Les danseurs du métro
Dans un monde où le
transport en commun n'a de commun que la densité de la population
qui s'y agglomère chaque jour, la plupart des usagers s'y croisent
sans faire attention les uns aux autres, le nez plongé dans un livre
ou un appareil électronique, les oreilles occupées par des
écouteurs ou un téléphone.
Il y aura toujours, bien
entendu, quelques hurluberlus de mon acabit qui se fondent dans la
masse, l'air aussi préoccupé par leur propre personne que faire se
peut, mais qui en réalité portent leurs sens vers ce qui s'agite
autour, au cas où il s'y passerait quelque chose. Évidemment, il y
a aussi ceux qui passent d'un wagon à l'autre en tendant la main
pour ramasser quelques sous. À mon avis, la plus grande qualité de
ceux-là est de sortir les gens d'une espèce de transe apathique,
même si je n'aime pas beaucoup devoir dire non en souriant à leurs
demandes à toutes les fois qu'elles se présentent à moi.
Dans ces masses mouvantes
il existe une forme d'irritation largement partagée, celle qui se
produit quand un membre du groupe décide de faire partager à
l'ensemble ses découvertes musicales. La plupart du temps, ce sont
des jeunes qui écoutent une musique clinquante sur un téléphone
que le haut parleur, poussé à son extrême limite rend grinçante
et profondément désagréable.
Mais quelquefois, les
observateurs du genre humain peuvent, assister à une certaine forme
de magie. Quand, par exemple, un vieil homme, assis tout seul sur un
banc au bout d'une station pratiquement vide, installe un vieux radio
à batterie, tout droit tiré d'un film des années 1980 devant lui
et décide de faire jouer une pièce interprétée par Frank Sinatra,
comme pour envelopper le reste des usagers.
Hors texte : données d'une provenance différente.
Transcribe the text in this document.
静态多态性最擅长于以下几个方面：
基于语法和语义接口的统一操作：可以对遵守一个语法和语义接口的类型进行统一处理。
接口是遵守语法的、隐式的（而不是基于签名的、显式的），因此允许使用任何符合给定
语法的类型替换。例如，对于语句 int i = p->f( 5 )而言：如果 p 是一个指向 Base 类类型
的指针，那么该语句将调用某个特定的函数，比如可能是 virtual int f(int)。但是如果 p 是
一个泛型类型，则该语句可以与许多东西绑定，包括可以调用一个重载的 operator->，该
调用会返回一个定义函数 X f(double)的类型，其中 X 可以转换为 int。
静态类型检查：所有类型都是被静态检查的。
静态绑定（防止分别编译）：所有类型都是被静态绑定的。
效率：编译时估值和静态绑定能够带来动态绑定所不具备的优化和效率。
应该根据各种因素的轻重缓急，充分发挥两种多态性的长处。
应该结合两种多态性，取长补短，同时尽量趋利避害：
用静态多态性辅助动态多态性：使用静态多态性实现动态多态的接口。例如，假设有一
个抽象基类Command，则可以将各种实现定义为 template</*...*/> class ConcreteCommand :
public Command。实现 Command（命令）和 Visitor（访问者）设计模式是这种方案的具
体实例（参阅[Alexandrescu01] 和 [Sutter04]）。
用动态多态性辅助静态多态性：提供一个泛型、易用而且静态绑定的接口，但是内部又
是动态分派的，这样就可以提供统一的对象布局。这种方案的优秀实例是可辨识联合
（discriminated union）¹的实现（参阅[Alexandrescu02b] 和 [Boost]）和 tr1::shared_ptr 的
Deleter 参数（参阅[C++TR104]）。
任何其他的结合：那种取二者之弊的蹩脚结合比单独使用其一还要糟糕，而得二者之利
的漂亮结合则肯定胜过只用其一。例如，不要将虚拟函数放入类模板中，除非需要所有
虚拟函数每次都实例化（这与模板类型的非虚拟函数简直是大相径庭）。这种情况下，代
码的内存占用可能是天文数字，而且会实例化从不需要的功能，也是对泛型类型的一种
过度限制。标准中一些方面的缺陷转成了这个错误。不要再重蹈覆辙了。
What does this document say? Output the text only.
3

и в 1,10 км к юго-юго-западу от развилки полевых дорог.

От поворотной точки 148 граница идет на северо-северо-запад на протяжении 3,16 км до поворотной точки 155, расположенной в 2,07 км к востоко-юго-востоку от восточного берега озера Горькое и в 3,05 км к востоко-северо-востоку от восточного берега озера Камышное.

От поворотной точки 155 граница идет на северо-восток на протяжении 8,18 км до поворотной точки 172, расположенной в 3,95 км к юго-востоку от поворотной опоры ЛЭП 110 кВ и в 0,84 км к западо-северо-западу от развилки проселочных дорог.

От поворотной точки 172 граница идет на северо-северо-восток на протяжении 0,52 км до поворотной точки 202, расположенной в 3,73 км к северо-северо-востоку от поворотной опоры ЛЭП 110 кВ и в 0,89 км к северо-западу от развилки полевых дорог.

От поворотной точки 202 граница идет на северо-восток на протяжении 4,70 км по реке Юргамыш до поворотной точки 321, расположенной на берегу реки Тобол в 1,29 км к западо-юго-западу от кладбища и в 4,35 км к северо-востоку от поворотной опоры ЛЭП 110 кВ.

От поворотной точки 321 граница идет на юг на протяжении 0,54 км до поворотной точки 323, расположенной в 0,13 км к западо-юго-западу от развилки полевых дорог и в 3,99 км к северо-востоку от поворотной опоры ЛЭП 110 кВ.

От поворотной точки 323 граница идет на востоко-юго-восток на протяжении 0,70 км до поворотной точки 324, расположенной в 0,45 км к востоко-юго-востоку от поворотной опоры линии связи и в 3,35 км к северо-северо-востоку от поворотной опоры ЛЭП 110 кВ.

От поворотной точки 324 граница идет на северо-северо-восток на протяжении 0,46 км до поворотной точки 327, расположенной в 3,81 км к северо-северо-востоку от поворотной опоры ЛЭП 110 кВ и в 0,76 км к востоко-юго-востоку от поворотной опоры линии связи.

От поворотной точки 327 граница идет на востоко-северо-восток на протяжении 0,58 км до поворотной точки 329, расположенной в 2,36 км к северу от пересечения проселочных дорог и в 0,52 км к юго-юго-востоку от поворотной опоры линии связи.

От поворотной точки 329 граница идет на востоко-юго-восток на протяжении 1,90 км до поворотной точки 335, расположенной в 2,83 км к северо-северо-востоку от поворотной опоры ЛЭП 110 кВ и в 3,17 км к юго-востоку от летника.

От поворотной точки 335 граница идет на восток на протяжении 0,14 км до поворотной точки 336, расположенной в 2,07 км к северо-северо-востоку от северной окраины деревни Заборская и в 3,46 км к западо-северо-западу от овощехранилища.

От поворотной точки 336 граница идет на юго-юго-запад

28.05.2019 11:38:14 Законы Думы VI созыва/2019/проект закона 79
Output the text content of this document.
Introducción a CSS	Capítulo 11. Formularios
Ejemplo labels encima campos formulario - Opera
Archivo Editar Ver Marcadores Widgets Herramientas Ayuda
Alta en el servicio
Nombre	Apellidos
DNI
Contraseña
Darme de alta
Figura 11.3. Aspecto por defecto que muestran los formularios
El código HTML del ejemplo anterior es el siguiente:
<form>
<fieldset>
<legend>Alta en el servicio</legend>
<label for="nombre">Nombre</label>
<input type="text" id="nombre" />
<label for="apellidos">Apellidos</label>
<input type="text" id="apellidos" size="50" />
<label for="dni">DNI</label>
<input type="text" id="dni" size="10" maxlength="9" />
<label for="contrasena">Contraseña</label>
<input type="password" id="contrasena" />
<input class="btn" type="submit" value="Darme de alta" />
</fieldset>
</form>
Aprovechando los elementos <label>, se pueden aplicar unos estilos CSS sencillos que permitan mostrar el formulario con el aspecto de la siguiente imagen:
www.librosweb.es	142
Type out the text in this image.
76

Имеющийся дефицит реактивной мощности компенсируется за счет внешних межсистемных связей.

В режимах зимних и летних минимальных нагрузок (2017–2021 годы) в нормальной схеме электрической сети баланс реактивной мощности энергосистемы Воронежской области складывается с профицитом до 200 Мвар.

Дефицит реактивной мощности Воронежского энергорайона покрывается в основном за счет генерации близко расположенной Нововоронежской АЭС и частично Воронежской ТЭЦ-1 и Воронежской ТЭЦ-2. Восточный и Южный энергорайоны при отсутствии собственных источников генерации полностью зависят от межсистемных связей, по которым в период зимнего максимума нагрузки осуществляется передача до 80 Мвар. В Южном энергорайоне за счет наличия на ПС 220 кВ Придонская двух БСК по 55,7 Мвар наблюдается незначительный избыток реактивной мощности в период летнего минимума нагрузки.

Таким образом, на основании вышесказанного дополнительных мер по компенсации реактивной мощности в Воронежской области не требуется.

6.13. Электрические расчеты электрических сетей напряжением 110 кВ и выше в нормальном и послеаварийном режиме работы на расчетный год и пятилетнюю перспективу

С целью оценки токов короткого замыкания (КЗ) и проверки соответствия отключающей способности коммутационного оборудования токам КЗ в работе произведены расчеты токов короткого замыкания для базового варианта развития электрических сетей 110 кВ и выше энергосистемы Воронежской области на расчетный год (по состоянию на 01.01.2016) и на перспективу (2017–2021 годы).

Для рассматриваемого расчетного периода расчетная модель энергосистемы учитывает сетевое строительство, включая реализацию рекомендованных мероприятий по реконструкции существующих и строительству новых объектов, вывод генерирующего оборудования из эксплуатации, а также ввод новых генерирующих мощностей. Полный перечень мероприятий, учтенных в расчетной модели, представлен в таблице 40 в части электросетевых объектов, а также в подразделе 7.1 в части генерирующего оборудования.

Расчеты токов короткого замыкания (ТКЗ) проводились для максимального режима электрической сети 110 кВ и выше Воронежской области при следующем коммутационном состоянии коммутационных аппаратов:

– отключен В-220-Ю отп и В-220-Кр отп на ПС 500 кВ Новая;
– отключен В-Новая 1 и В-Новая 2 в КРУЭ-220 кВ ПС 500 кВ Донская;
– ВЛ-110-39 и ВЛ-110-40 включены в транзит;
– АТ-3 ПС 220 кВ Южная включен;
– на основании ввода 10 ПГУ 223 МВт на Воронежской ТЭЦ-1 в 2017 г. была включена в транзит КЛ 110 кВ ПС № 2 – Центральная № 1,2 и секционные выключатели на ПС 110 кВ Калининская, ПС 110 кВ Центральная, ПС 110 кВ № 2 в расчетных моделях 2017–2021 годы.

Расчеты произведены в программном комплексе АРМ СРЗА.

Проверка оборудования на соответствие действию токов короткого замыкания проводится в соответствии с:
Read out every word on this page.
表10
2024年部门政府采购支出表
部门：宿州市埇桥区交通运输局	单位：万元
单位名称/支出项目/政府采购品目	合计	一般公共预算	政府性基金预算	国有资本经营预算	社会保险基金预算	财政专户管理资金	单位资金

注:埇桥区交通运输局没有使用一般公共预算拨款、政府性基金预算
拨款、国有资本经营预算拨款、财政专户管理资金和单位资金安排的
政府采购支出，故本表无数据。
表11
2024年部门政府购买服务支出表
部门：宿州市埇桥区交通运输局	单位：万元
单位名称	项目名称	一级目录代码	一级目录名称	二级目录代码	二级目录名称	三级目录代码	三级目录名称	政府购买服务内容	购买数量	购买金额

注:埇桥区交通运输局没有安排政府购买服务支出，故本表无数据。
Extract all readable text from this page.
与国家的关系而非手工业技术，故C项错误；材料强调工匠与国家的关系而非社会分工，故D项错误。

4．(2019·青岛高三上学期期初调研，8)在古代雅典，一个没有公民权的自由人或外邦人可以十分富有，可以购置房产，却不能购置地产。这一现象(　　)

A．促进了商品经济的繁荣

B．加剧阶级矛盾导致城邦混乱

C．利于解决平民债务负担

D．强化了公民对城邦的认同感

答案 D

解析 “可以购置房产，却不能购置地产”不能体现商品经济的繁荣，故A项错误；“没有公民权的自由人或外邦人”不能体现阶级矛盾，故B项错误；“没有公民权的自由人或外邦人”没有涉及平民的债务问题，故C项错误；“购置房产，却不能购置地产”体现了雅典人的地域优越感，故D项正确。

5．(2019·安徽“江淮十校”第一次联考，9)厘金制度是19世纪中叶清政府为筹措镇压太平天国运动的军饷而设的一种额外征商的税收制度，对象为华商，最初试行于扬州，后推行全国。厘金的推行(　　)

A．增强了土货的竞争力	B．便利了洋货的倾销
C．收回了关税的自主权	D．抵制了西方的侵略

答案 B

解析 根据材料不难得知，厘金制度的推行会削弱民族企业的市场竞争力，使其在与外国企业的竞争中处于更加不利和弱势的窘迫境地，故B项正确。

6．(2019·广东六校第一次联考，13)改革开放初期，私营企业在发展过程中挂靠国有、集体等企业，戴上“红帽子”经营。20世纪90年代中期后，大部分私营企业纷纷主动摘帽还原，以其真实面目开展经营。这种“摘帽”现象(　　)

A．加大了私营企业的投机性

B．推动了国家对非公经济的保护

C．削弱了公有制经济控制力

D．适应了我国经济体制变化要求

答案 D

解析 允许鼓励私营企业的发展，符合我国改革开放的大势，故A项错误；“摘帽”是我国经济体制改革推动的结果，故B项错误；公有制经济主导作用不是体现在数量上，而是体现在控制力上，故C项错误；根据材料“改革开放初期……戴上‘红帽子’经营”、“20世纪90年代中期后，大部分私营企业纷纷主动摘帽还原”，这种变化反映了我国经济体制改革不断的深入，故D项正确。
Bizarrement, les tête se
lèvent, regardent un peu dans toutes les directions pour comprendre
d'où provient le son. Les quidams se regardent alors, tous autant
qu'ils soient, un petit sourire aux lèvres.
Et puis quand la pièce
glisse vers la prochaine pour devenir La valse à quatre temps
de Brel, un couple, du même côté de la rame que le vieux monsieur,
s'élance sur la piste longue, comme des oiseaux prêts à prendre
leur envol. Ils sont élégants dans leurs mouvements, visiblement
aguerris dans la pratique de cette danse, le dos bien droit, les pas
assurés qui glissent sur les dalles usées de la station comme s'ils
évoluaient au milieu d'une salle de balle, romantiquement éclairée.
Quand la musique
s'achève, juste avant que le prochain train n'entre en gare, les
applaudissements sont nombreux et nourris. Les danseurs se sont
arrêtés devant l'animateur musical pour lui faire une révérence
et celui-ci leur offre un magnifique sourire édenté.
Pendant ce temps, le
public involontaire de cette démonstration est bien conscient
d'avoir eu droit à un nouveau parfum de communauté.